Einige Nachteile der bisherigen Planung bleiben allerdings auch bestehen. Vor allem die Lage des neuen Fernbahnhofs, der die Züge von der Neubaustrecke Stuttgart-Ulm aufnehmen soll, bereitet vielen Fachleuten Kopfzerbrechen. Der ICE-Halt läge 27 Meter unter der Erde. Das wirft Fragen nach dem Brandschutz auf, die bisher nicht abschließend beantwortet sind. Und auch bei der S-Bahn ist längst nicht alles optimal: Die Strecke zwischen Rohrer Kurve und dem Flughafen müssten sich S-Bahnen und die Züge der Gäubahn teilen.

Die besagte Rohrer Kurve soll indes die zweite Verbesserung erfahren, über die am Freitag geredet worden ist. Nach den neuen Plänen könnten Züge, die vom Flughafen kommen und in Richtung Böblingen fahren, die S-Bahn-Strecke von und nach Stuttgart-Vaihingen kreuzungsfrei überqueren. Dazu soll ein Damm gebaut werden. Kosten: etwa zehn Millionen Euro.

Für etwa die Hälfte dürfte die dritte Verbesserung zu haben sein, die am Freitag zur Diskussion stand. Dabei geht es um einen dauerhaften Regionalbahnhalt in Vaihingen. Diese seit Jahren bestehende Forderung zahlreicher Stuttgart-21-Gegner hätte den Vorteil, dass eine zusätzliche Umsteigemöglichkeit von Fahrgästen der Gäubahn zur S-Bahn geschaffen würde.

So sollen die 100 Millionen finanziert werden

Auch für die Finanzierung des gesamten, etwa 100 Millionen Euro schweren Pakets liegt nach Informationen der Stuttgarter Zeitung ein Modell vor, das allerdings noch von den Gremien der Projektpartner abgesegnet werden muss. Demnach wäre das Land bereit, die Kosten für den Ausbau des Vaihinger Bahnhofs zu bezahlen und sich auch an der Finanzierung der erweiterten Roher Kurve zu beteiligen. Zusammengenommen wären das Investitionskosten von etwa zehn Millionen Euro. Diese könne das Land übernehmen, „weil es sich um Verbesserungen handele, die nicht durch die Finanzierungsvereinbarung zu Stuttgart 21 abgedeckt sind“, sagte Verkehrsminister Winfried Hermann und betonte: „Wir haben den klaren Standpunkt vertreten, dass der Kostendeckel gilt.

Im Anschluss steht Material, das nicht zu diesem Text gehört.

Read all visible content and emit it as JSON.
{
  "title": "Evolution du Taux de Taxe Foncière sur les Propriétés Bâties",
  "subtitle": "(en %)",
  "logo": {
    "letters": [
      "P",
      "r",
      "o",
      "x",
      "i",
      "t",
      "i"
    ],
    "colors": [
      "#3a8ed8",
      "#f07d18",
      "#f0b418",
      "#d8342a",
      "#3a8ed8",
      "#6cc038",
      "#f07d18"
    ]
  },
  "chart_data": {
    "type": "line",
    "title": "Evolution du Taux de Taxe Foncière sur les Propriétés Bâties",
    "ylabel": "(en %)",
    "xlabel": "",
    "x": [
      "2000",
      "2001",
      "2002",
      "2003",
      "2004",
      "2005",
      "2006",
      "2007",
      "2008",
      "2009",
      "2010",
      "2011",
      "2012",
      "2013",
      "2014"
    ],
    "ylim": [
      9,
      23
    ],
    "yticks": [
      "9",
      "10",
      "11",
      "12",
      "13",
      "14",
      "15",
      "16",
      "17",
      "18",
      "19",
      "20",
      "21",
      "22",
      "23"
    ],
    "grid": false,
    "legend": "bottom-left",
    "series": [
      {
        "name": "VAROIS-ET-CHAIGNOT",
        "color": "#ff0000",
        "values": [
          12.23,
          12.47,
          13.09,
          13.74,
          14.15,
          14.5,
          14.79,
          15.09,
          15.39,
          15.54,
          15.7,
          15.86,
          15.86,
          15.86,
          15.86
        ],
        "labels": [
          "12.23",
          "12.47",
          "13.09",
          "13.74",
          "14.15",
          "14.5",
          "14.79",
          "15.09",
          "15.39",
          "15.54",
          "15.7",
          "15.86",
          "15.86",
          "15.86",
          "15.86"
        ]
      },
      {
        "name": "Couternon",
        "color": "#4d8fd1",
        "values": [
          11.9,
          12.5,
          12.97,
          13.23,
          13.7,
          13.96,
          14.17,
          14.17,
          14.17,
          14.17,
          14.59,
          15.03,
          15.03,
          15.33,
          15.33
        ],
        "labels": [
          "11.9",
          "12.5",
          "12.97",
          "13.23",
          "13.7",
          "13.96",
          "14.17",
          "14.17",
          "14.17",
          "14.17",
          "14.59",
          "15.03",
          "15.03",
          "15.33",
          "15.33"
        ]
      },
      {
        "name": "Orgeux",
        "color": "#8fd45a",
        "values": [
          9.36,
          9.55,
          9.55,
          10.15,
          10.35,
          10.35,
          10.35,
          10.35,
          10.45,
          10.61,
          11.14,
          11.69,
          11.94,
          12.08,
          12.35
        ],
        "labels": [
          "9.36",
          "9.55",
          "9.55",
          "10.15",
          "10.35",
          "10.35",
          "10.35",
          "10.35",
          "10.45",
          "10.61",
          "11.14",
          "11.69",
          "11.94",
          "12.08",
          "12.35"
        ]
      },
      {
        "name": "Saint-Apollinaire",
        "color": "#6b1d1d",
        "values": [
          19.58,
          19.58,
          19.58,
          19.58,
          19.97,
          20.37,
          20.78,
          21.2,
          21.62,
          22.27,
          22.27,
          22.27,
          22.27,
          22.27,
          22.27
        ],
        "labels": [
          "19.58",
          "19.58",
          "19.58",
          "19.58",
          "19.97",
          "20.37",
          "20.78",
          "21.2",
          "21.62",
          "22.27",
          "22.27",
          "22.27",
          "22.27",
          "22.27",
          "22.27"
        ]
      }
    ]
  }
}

Dies hat die Deutsche Bahn akzeptiert.“

Diese Maxime gelte auch für die Finanzierung des dritten Gleises am Flughafen. Weil aber die Aussicht bestehe, dass durch einen verbesserten Halt am Flughafen künftig Metropolexpresszüge im Halbstundentakt auf der Gäubahn fahren könnten, wolle das Land diese von Grün-Rot gewünschte Veränderung dann auch durch die Bestellung von zusätzlichen Zügen herbeiführen. Dies könnte das Land nach Recherchen der StZ etwa 30 Millionen Euro kosten – allerdings erst von 2025 an.

Auch Regionalpräsident Bopp hat eine Beteiligung in Aussicht gestellt. Dem Vernehmen nach wäre die Region bereit, 20 Millionen Euro für den Bau des dritten Gleises am Flughafen zu zahlen. Den Rest der Gesamtkosten übernimmt demnach die Bahn. Schätzungen zufolge wäre das ein Anteil von etwa 35 Millionen Euro. „Eine finale Entscheidung soll im Lenkungskreis am 20. April 2015 erfolgen“, kündigte Bahn-Vorstand Kefer an.